Hope is there, without doubt. But the chances of Gunnell defending her world title successfully, no matter that the 1993 silver medallist Sandra Farmer-Patrick has failed to qualify and that the 400 metres world champion, Marie-Jose Perec, who won over hurdles in Lille on Saturday, is having problems accommodating her long strides to the event, look slim.

Having had to postpone her planned debut on the flat at Nuremberg last Thursday, Gunnell's plan now is to run hurdles races at Monte Carlo and perhaps Sestriere before the world championships in August, having run a couple of flat races beforehand. She more than anyone knows that that schedule is cutting it fine. And the hints are there that she may be looking beyond Gothenburg.

"I'm still hoping to go out to the worlds," she said. "If I can win it, I'll go. But I won't go out for second or third place. I don't see why I should go out there just for people to see me running on the track. The most important thing is to get myself ready for next year's Olympics. If I am not ready for Gothenburg, I will get back into training and come out afterwards."

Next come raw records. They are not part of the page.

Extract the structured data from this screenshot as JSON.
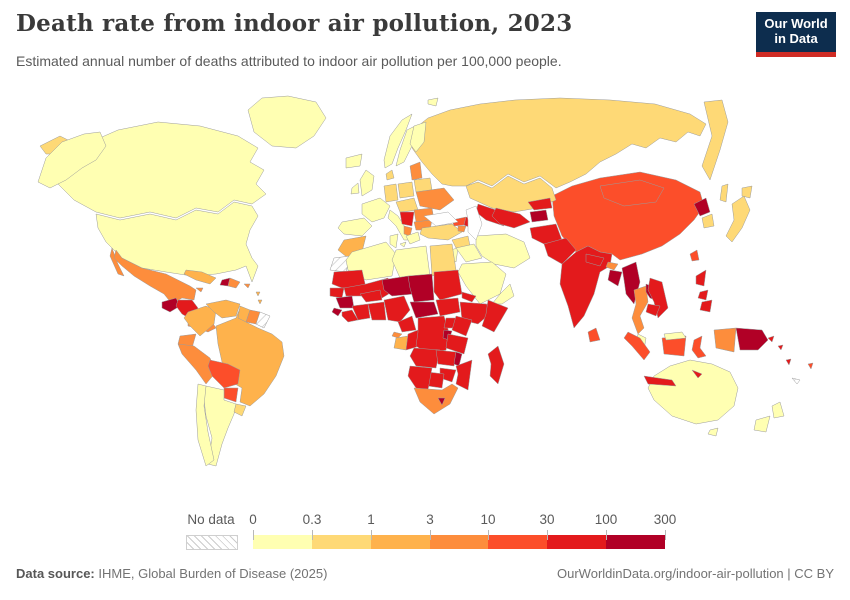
{
  "header": {
    "title": "Death rate from indoor air pollution, 2023",
    "subtitle": "Estimated annual number of deaths attributed to indoor air pollution per 100,000 people."
  },
  "logo": {
    "line1": "Our World",
    "line2": "in Data",
    "bg": "#0d2d4e",
    "accent": "#cf2b24"
  },
  "legend": {
    "no_data_label": "No data",
    "ticks": [
      "0",
      "0.3",
      "1",
      "3",
      "10",
      "30",
      "100",
      "300"
    ]
  },
  "footer": {
    "source_label": "Data source:",
    "source_value": " IHME, Global Burden of Disease (2025)",
    "right_text": "OurWorldinData.org/indoor-air-pollution | CC BY"
  },
  "chart_data": {
    "type": "heatmap",
    "subtype": "choropleth-world-map",
    "title": "Death rate from indoor air pollution, 2023",
    "unit": "deaths per 100,000 people",
    "year": "2023",
    "legend_position": "bottom",
    "bins": [
      {
        "range": "0-0.3",
        "color": "#ffffb2"
      },
      {
        "range": "0.3-1",
        "color": "#fed976"
      },
      {
        "range": "1-3",
        "color": "#feb24c"
      },
      {
        "range": "3-10",
        "color": "#fd8d3c"
      },
      {
        "range": "10-30",
        "color": "#fc4e2a"
      },
      {
        "range": "30-100",
        "color": "#e31a1c"
      },
      {
        "range": "100-300",
        "color": "#b10026"
      }
    ],
    "no_data_color": "hatch",
    "countries": {
      "canada": "0-0.3",
      "usa": "0-0.3",
      "usa-alaska": "0-0.3",
      "greenland": "0-0.3",
      "mexico": "3-10",
      "baja": "3-10",
      "guatemala": "100-300",
      "honduras-nicaragua": "30-100",
      "costa-rica-panama": "3-10",
      "cuba": "1-3",
      "haiti": "100-300",
      "dominican-republic": "3-10",
      "jamaica": "3-10",
      "puerto-rico": "3-10",
      "antilles-1": "1-3",
      "antilles-2": "1-3",
      "colombia": "1-3",
      "venezuela": "1-3",
      "guyana": "1-3",
      "suriname": "3-10",
      "french-guiana": "no-data",
      "brazil": "1-3",
      "ecuador": "3-10",
      "peru": "3-10",
      "bolivia": "10-30",
      "paraguay": "10-30",
      "uruguay": "0.3-1",
      "chile": "0-0.3",
      "argentina": "0-0.3",
      "iceland": "0-0.3",
      "uk": "0-0.3",
      "ireland": "0-0.3",
      "norway": "0-0.3",
      "sweden": "0-0.3",
      "finland": "0-0.3",
      "denmark": "0.3-1",
      "germany": "0.3-1",
      "france": "0-0.3",
      "spain": "0-0.3",
      "italy": "0-0.3",
      "sicily": "0-0.3",
      "poland": "0.3-1",
      "central-europe": "0.3-1",
      "baltics": "3-10",
      "belarus": "0.3-1",
      "ukraine": "3-10",
      "romania": "3-10",
      "bulgaria": "3-10",
      "serbia-bosnia": "30-100",
      "albania-macedonia": "3-10",
      "greece": "0-0.3",
      "turkey": "0.3-1",
      "svalbard": "0-0.3",
      "russia": "0.3-1",
      "russia-east": "0.3-1",
      "sakhalin": "0.3-1",
      "chukotka": "0.3-1",
      "kazakhstan": "0.3-1",
      "turkmenistan": "30-100",
      "uzbekistan": "30-100",
      "kyrgyzstan": "30-100",
      "tajikistan": "100-300",
      "georgia": "10-30",
      "azerbaijan": "30-100",
      "armenia": "3-10",
      "syria": "0.3-1",
      "iraq": "0-0.3",
      "iran": "0-0.3",
      "jordan-israel": "0-0.3",
      "saudi-arabia": "0-0.3",
      "yemen": "30-100",
      "oman": "0-0.3",
      "morocco": "1-3",
      "western-sahara": "no-data",
      "algeria": "0-0.3",
      "tunisia": "0-0.3",
      "libya": "0-0.3",
      "egypt": "0.3-1",
      "mauritania": "30-100",
      "senegal": "30-100",
      "guinea": "100-300",
      "sierra-leone": "100-300",
      "liberia": "30-100",
      "ivory-coast": "30-100",
      "burkina-faso": "30-100",
      "ghana": "30-100",
      "mali": "30-100",
      "niger": "100-300",
      "nigeria": "30-100",
      "chad": "100-300",
      "sudan": "30-100",
      "south-sudan": "30-100",
      "eritrea": "30-100",
      "ethiopia": "30-100",
      "somalia": "30-100",
      "central-african-republic": "100-300",
      "cameroon": "30-100",
      "equatorial-guinea": "3-10",
      "gabon": "1-3",
      "congo": "30-100",
      "drc": "30-100",
      "uganda": "30-100",
      "kenya": "30-100",
      "rwanda-burundi": "100-300",
      "tanzania": "30-100",
      "angola": "30-100",
      "zambia": "30-100",
      "malawi": "100-300",
      "mozambique": "30-100",
      "zimbabwe": "30-100",
      "botswana": "30-100",
      "namibia": "30-100",
      "south-africa": "3-10",
      "lesotho": "100-300",
      "madagascar": "30-100",
      "afghanistan": "30-100",
      "pakistan": "30-100",
      "india": "30-100",
      "nepal": "30-100",
      "bhutan": "3-10",
      "bangladesh": "100-300",
      "sri-lanka": "10-30",
      "myanmar": "100-300",
      "thailand": "3-10",
      "laos": "100-300",
      "cambodia": "30-100",
      "vietnam": "30-100",
      "china": "10-30",
      "mongolia": "10-30",
      "north-korea": "100-300",
      "south-korea": "0.3-1",
      "japan": "0.3-1",
      "japan-hokkaido": "0.3-1",
      "taiwan": "10-30",
      "philippines-luzon": "30-100",
      "philippines-visayas": "30-100",
      "philippines-mindanao": "30-100",
      "malaysia": "0-0.3",
      "malaysia-borneo": "0-0.3",
      "indonesia-sumatra": "10-30",
      "indonesia-kalimantan": "10-30",
      "indonesia-java": "30-100",
      "indonesia-sulawesi": "10-30",
      "indonesia-papua": "3-10",
      "timor": "30-100",
      "papua-new-guinea": "100-300",
      "australia": "0-0.3",
      "tasmania": "0-0.3",
      "new-zealand-north": "0-0.3",
      "new-zealand-south": "0-0.3",
      "solomon-1": "30-100",
      "solomon-2": "30-100",
      "vanuatu": "30-100",
      "fiji": "10-30",
      "new-caledonia": "no-data"
    }
  }
}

If she does that, Longden foresees up to eight high quality races which could see her into world record territory. But for the moment, the emphasis is on Gunnell taking the first, difficult step back.

"It's on your mind all through the day," Gunnell said. "You look up something in your diary and see all the races you have marked down to do. It's my life, especially at this time of year.

Her husband, Jon, is only too aware of all the difficulties she faces. His highly promising career as a middle distance runner has been blighted by Achilles tendon trouble for nearly five years. He has advised her against having further cortisone injections after the one she had in January when she was first troubled by pain in her heel.

"Jon has been a tower of strength," she said. "He has been with me on days when I am breaking down because I can't see what I am going to do. After that time at Bromley, I thought to myself, I've picked myself up so many times in the past, can I do it again?"

The situation may be new to Gunnell, but Longden, who used to coach the Olympic and world decathlon champion Daley Thompson, has been this way before. Six weeks before he won the Olympic title in 1980, Thompson had a groin injury which remained a secret from the Press. But while Longden had to pursue the same basic policy of working round the injury - Thompson had to leave the rotational events such as the discus. Gunnell has been exercising in the swimming pool and running on the flat - the mental approach has not been the same.

"Sally is a different kind of character from Daley," Longden said. "She has the same belief in herself, but she does not have the same brash approach. With Sally the thing is to be as normal as possible. It's quite a traumatic thing for her, and it's just a matter of keeping in constant communication."

Longden's approach seems to be working. "A little while ago I was asked when I wanted to retire and I was talking about the year after the Olympics," Gunnell said. "Now I'm starting to think - can I ever retire? There's nothing going through my mind saying I've had my day. It's just working the other way. I am desperate to get back."